Although initially starting an uproar at the Academy, and the dismissal of Eakins as President in 1886, study of the live nude continued and has found its way in many college level art classes across the United States.

Pennsylvania Academy of the Fine Arts Instructor, Louis Sloan (1932-2008), gave Bo this skull to study and paint, knowing he studied anatomy and dissected corpses to better understand the physical human form.

It was originally given to the academy from the Hospital of the University of Pennsylvania for students to draw.

The artist now uses the skull to teach his students and to instruct during his Master Class.

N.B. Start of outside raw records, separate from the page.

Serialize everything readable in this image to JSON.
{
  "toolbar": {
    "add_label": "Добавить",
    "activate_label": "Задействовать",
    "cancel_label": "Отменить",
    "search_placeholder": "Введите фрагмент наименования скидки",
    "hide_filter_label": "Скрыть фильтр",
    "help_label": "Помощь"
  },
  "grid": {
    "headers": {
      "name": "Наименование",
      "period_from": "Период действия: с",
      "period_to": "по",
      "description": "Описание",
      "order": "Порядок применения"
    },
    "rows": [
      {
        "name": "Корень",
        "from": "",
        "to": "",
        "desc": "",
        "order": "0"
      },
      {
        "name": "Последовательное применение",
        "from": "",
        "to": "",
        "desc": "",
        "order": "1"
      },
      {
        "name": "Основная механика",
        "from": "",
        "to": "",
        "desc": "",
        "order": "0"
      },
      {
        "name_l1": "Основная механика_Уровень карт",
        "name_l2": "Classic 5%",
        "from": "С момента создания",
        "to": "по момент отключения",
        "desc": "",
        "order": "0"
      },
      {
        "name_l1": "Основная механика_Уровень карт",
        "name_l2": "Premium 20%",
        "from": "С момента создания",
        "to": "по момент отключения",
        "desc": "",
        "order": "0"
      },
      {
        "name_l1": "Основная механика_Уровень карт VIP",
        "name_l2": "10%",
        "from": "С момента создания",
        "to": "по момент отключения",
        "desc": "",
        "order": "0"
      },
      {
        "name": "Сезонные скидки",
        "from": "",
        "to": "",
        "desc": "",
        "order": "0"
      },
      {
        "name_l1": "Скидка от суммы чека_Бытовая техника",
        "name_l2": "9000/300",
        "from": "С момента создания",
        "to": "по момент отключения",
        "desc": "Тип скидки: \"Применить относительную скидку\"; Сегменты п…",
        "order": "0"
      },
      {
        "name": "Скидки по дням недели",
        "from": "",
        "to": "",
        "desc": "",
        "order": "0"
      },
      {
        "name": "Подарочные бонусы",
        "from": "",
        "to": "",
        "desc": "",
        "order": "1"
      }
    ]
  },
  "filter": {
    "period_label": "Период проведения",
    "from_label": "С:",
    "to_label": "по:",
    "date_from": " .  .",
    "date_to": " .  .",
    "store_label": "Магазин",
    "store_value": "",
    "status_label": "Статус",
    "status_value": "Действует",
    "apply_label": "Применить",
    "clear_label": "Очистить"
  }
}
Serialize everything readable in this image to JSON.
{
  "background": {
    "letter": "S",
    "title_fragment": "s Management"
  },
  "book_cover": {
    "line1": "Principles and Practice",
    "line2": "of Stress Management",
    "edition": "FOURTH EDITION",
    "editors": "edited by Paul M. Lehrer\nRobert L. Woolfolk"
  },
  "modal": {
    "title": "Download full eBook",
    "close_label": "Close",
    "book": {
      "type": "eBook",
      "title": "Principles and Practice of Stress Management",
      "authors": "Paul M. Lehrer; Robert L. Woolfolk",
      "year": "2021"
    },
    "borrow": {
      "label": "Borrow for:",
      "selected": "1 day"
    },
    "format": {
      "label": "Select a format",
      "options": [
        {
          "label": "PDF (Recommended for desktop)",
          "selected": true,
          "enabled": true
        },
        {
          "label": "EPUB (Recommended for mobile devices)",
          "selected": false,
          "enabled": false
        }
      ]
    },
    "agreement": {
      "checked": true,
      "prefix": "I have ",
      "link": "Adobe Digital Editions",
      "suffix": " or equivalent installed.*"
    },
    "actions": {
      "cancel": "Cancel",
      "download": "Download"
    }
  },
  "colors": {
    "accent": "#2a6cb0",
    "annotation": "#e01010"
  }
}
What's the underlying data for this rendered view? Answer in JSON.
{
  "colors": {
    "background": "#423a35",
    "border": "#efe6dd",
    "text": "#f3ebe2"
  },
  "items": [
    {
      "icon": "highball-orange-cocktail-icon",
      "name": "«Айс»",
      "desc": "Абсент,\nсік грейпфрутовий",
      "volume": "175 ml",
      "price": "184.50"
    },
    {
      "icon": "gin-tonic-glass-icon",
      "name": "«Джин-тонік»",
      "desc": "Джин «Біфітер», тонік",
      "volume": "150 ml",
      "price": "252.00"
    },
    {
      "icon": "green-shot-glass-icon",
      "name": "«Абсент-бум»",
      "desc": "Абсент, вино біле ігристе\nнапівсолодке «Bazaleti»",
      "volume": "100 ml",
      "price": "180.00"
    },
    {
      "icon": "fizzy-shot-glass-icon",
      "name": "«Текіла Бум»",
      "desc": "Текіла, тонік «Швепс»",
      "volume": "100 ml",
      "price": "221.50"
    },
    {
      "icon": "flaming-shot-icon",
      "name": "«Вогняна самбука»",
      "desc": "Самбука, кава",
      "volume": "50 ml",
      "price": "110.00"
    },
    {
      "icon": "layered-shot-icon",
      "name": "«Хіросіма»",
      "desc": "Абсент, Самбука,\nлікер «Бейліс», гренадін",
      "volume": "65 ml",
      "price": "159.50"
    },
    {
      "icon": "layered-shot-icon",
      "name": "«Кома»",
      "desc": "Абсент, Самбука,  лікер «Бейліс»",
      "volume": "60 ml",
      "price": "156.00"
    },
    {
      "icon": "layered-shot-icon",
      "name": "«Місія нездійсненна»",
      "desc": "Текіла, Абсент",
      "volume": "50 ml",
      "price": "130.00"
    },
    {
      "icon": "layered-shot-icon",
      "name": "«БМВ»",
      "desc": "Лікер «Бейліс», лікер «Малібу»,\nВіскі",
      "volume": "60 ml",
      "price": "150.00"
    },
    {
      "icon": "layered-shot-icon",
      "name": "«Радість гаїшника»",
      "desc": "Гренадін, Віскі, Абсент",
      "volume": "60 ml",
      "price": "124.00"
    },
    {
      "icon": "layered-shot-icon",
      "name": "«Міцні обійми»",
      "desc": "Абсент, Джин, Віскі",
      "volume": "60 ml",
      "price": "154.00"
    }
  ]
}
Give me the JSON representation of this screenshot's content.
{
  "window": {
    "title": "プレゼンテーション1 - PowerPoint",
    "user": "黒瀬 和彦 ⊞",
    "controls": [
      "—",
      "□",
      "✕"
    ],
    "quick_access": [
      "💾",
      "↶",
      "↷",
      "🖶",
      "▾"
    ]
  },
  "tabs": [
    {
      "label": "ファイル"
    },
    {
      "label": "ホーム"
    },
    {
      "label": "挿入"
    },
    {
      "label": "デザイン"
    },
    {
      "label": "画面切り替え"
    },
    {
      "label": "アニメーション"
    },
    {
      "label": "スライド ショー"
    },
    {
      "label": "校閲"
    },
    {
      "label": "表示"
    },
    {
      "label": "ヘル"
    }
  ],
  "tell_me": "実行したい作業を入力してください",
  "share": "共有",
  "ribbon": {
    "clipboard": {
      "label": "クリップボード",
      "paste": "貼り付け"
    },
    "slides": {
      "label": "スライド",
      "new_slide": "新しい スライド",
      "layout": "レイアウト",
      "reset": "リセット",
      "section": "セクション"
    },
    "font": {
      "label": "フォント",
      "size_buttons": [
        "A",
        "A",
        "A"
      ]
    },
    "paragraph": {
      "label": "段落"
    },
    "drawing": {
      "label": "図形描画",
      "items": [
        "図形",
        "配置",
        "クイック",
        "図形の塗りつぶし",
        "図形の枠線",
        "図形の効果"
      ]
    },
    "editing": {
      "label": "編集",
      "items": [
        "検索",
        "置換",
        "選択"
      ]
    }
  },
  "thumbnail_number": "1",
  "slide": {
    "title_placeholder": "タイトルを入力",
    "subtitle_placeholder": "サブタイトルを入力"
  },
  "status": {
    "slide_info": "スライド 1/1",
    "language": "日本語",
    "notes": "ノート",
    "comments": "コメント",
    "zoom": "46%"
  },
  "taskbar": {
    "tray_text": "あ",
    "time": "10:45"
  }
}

Young Life painting by Bo BartlettYoung Life

1994

Oil on Linen

78 x 108

Painted while on a Pew, I was consciously doing a riff on “American Gothic”. My nephew Grant and his girlfriend posed for studies in front of my father’s old Chevy pickup. I morphed his girlfriend quite a bit. Grant’s father had brought deer he’d shot like trophies into our living room in cardboard boxes while he was courting my sister. I remember old black and white photos in the Ledger-Enquirer of my father with deer across the hood of his truck. This was painted in Chadds Ford. I found a dead deer, road kill, along Route 100. I put it in my trunk and slid it up the hill, splaying it across a large old stump outside the studio barn door, painting it in several quick days. It is a doe. It’s tail is embedded behind glass in the frame like a relic in a Cornell box. The gun was inspired by Lee Harvey Oswald’s pose with his rifle when he shot JFK. There’s a darker undercurrent of the painting, which was the era Bo grew up in. There is mud that’s splattered, and blood on the pants and on the hands from the deer. The innocence of the deer represents the loss of innocence. Religious and tribal undertones are symbolized with the deer arching over the figures resembling The Holy Family.

This painting is in the collection of the Ogden Museum of Southern Art.